The advantage of this technology is that most of the mass is converted into energy, which will create higher energy density and specific impulse. As a result, we will get the fastest and most economical spacecraft. If a conventional rocket uses tons of chemical fuel, then an engine with antimatter spends only a few milligrams for the same actions. This technology would be great for a trip to Mars, but it can't be applied to another star because the amount of fuel increases exponentially (along with the costs).

A two-stage antimatter rocket would require 900,000 tons of fuel for a 40-year flight. The difficulty is that to extract 1 gram of antimatter will require 25 million billion kilowatt-hours of energy and more than a trillion dollars. Right now we only have 20 nanograms. But such a ship is capable of accelerating to half the speed of light and flying to the star Proxima Centauri in the constellation Centaurus in 8 years. But it weighs 400 Mt and consumes 170 tons of antimatter.

As a solution to the problem, they proposed the development of a “Vacuum Antimaterial Rocket Interstellar Research System.” This could use large lasers that create antimatter particles when fired into empty space.

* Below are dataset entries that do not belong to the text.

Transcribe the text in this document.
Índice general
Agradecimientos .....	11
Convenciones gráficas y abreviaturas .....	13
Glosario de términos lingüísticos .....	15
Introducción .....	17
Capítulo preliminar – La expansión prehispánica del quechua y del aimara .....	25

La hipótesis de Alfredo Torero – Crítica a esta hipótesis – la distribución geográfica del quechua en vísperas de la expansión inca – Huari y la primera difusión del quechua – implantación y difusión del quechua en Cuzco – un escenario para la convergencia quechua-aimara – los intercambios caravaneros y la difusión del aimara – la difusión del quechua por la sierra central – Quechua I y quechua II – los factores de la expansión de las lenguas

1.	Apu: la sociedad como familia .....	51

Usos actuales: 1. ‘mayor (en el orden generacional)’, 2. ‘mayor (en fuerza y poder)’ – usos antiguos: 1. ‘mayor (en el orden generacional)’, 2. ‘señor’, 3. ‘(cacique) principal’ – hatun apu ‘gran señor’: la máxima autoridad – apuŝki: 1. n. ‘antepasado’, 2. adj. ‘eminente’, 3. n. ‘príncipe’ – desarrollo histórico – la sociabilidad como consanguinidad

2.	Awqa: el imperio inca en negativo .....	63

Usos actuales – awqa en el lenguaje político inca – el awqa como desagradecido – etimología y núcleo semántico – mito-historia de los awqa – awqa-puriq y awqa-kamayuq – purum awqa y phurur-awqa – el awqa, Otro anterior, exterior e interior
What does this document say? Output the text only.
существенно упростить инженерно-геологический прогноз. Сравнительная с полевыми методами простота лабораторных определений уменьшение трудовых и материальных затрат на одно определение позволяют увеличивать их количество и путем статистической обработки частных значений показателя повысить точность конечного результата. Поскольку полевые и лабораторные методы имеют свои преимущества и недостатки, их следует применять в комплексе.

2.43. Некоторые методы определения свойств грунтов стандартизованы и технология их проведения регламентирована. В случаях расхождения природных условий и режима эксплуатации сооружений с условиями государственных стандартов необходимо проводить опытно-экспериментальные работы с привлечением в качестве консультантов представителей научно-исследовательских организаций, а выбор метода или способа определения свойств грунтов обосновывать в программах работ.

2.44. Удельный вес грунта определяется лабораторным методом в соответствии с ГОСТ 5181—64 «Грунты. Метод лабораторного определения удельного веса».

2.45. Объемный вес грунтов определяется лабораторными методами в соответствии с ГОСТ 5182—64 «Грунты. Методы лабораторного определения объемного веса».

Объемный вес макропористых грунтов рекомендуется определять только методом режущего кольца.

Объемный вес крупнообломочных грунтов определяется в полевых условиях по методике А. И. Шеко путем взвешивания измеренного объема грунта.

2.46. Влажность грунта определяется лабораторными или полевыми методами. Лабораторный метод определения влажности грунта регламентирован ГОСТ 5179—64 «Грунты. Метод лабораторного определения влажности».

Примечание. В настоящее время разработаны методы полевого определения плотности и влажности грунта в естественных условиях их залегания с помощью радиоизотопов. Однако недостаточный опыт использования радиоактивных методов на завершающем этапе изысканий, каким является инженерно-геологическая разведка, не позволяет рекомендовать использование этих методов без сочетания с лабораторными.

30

The idea is also based on using fuel from space. But again the moment of high cost arises. In addition, humanity simply cannot create such an amount of antimatter. There is also a radiation risk, as matter-antimatter annihilation can create bursts of high-energy gamma rays. It will be necessary not only to protect the crew with special screens, but also to equip the engines. Therefore, the product is inferior in practicality.

Alcubierre Bubble

In 1994, it was proposed by the Mexican physicist Miguel Alcubierre. He wanted to create a tool that would not violate the special theory of relativity. It suggests stretching the fabric of spacetime in a wave. Theoretically, this will cause the distance in front of the object to decrease and the distance behind it to expand.

A ship caught inside a wave will be able to move beyond relativistic speeds. The ship itself will not move in the “warp bubble”, so the rules of space-time do not apply.

If we talk about speed, then this is “faster than light,” but in the sense that the ship will reach its destination faster than a beam of light leaving the bubble. Calculations show that he will arrive at his destination in 4 years. If we think about it in theory, this is the fastest method.

But this scheme does not take into account quantum mechanics and is technically annulled by the Theory of Everything. Calculations of the amount of energy required also showed that extremely enormous power would be required. And we haven’t touched on security yet.

However, in 2012 there was talk that this method was being tested. Scientists claimed to have built an interferometer that could detect distortions in space. In 2013, the Jet Propulsion Laboratory conducted an experiment in vacuum conditions. In conclusion, the results seemed inconclusive. If you look deeper, you can understand that this scheme violates one or more fundamental laws of nature.

What follows from this? If you were hoping to make a round trip to the star, the odds are incredibly low. But if humanity decided to build a space ark and send people on a century-long journey, then anything is possible. Of course, this is just talk for now. But scientists would be more active in such technologies if our planet or system were in real danger. Then a trip to another star would be a matter of survival.

For now, we can only surf and explore the expanses of our native system, hoping that in the future there will be new way, which made it possible to implement interstellar transits.